Lunes 03 de Agosto de 2026
Viticultores del Aude y de los Pirineos Orientales han empezado la vendimia a finales de julio, una fecha fuera de lo habitual en Occitania que varios productores vinculan a meses de temperaturas récord y a una maduración más rápida de la uva. Según informa AFP, el adelanto confirma hasta qué punto el calor está alterando el calendario del viñedo en una de las grandes zonas productoras del sur de Francia.
Alain Gleyzes, viticultor de La Palme, en el Aude, comenzó a recoger uva en la noche del jueves 30 de julio. Lo hizo con muscat petit grain destinado a la elaboración de un blanco espumoso. “Es la primera vez en mi vida que vendimio en julio”, afirmó. Gleyzes, presidente de la denominación Fitou, lleva 43 años trabajando en la viña y asegura que nunca había iniciado la cosecha tan pronto.
El productor arrastra además las consecuencias de varios años secos. A finales de 2025 tuvo que arrancar unas 20 hectáreas de las más de 60 que suma su explotación tras dos campañas de aridez intensa. “Hemos perdido el 30% del capital vegetal muerto por sequía”, relató.
El adelanto no se limita a una sola finca. En las laderas de Narbona, también en el Aude, Camille y Audrey Lalaurie, hermanas gemelas y décima generación de viticultores en su propiedad familiar, van a empezar la vendimia este fin de semana con diez días de antelación sobre su calendario habitual. Camille Lalaurie explicó que nunca habían vendimiado antes del 12 de agosto y recordó que hace dos décadas el inicio se situaba en torno al 25 de agosto.
Más al sur, en los Pirineos Orientales, el Domaine Lafage dio comienzo a la campaña a finales de la semana pasada. Jean-Marc Lafage señaló a AFP que su explotación va entre una semana y diez días por delante de lo normal. En estos días recoge racimos destinados a un vino con bajo grado alcohólico, para el que se busca una uva menos madura.
Ese adelanto ha obligado incluso a reorganizar personal. Lafage explicó que parte del equipo estaba de vacaciones y que la bodega recurrió a empleados de marketing, contabilidad e informática para ayudar en la vendimia. En el conjunto del dominio, repartido por distintos suelos del Rosellón hasta el extremo sur de Collioure-Banyuls, calcula una media de una semana de adelanto respecto al año pasado.
Los viticultores consultados relacionan esta situación con la meteorología de los últimos meses. Camille Lalaurie explicó que la vid brotó muy pronto, ya en marzo, y que después tuvo un buen desarrollo en primavera gracias a temperaturas altas. Jean-Marc Lafage añadió que desde febrero apenas recuerda un mes sin récords de calor.
La vendimia temprana es solo una parte del ajuste que están aplicando muchas explotaciones. Lafage contó que en 2020 su empresa puso en marcha una unidad de investigación y desarrollo en viticultura, contrató a un ingeniero agrónomo y empezó a trabajar con SupAgro Montpellier para mejorar el uso del agua. Entre las líneas abiertas figura aumentar la capacidad de almacenamiento hídrico del suelo mediante nuevos tipos de compost.
El propio productor resumió ese cambio con una frase que refleja la presión sobre el viñedo: “Nos hemos convertido más en cultivadores de agua que en cultivadores de viña”.
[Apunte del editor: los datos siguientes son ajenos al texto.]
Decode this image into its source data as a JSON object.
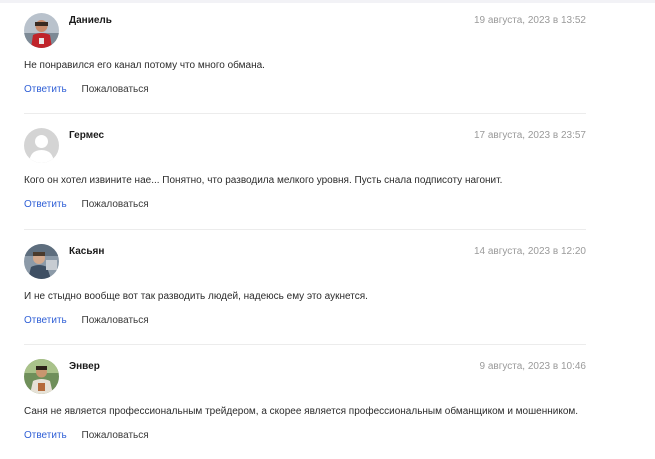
{
  "comments": [
    {
      "author": "Даниель",
      "date": "19 августа, 2023 в 13:52",
      "text": "Не понравился его канал потому что много обмана.",
      "reply_label": "Ответить",
      "report_label": "Пожаловаться",
      "avatar": "photo-red-shirt"
    },
    {
      "author": "Гермес",
      "date": "17 августа, 2023 в 23:57",
      "text": "Кого он хотел извините нае... Понятно, что разводила мелкого уровня. Пусть снала подписоту нагонит.",
      "reply_label": "Ответить",
      "report_label": "Пожаловаться",
      "avatar": "default-user-icon"
    },
    {
      "author": "Касьян",
      "date": "14 августа, 2023 в 12:20",
      "text": "И не стыдно вообще вот так разводить людей, надеюсь ему это аукнется.",
      "reply_label": "Ответить",
      "report_label": "Пожаловаться",
      "avatar": "photo-blue-gray"
    },
    {
      "author": "Энвер",
      "date": "9 августа, 2023 в 10:46",
      "text": "Саня не является профессиональным трейдером, а скорее является профессиональным обманщиком и мошенником.",
      "reply_label": "Ответить",
      "report_label": "Пожаловаться",
      "avatar": "photo-outdoor-green"
    }
  ],
  "colors": {
    "link_blue": "#2f5fd6",
    "date_gray": "#9a9a9a",
    "divider": "#ececec"
  }
}
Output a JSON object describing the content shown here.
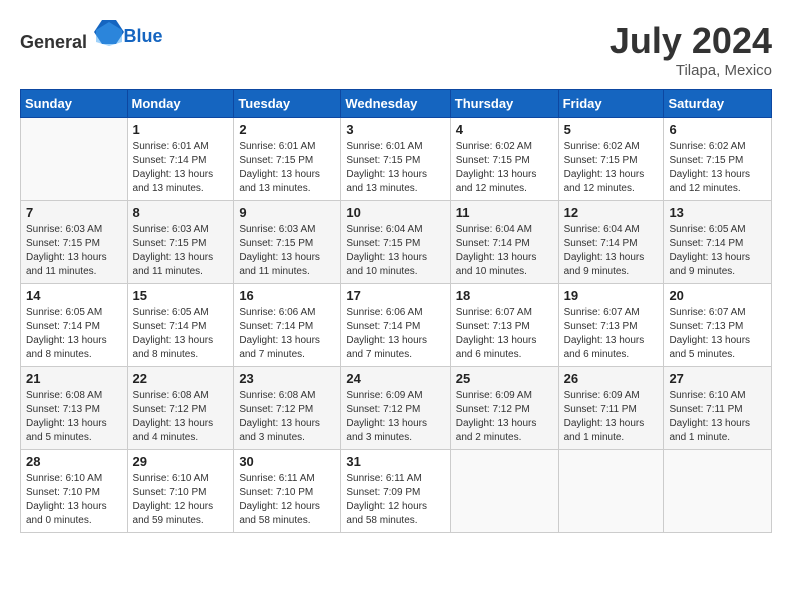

En la AOP Languedoc también trabajan en varias vías de adaptación. Su directora, Stéphanie Delorme, explicó que manejan “toda una caja de herramientas” ante una mayor frecuencia de episodios de calor seco y muy intenso. Una parte del trabajo se centra en estudios sobre variedades aptas para adaptarse mejor al nuevo escenario climático. Delorme citó cepas antiguas del Languedoc y algunas variedades griegas e italianas.
Otras zonas estudian cambios territoriales. Las denominaciones Banyuls y Collioure valoran desplazar parte del cultivo hacia cotas más altas, donde las temperaturas son algo más bajas.
La evolución tiene efectos directos sobre el sector de bebidas porque altera tanto el volumen disponible como el perfil final del vino. Una maduración más rápida puede modificar graduación alcohólica, acidez y estilo, además de obligar a reorganizar mano de obra, logística y fechas de entrada en bodega en plena campaña estival.
Pese a esa presión, algunos productores creen que empiezan a disponer de más herramientas para responder. Lafage aseguró que los datos acumulados durante los últimos cinco años permiten ver cierta mejora en la capacidad de adaptación tras un periodo en el que muchos viticultores temían por la viabilidad futura del viñedo mediterráneo.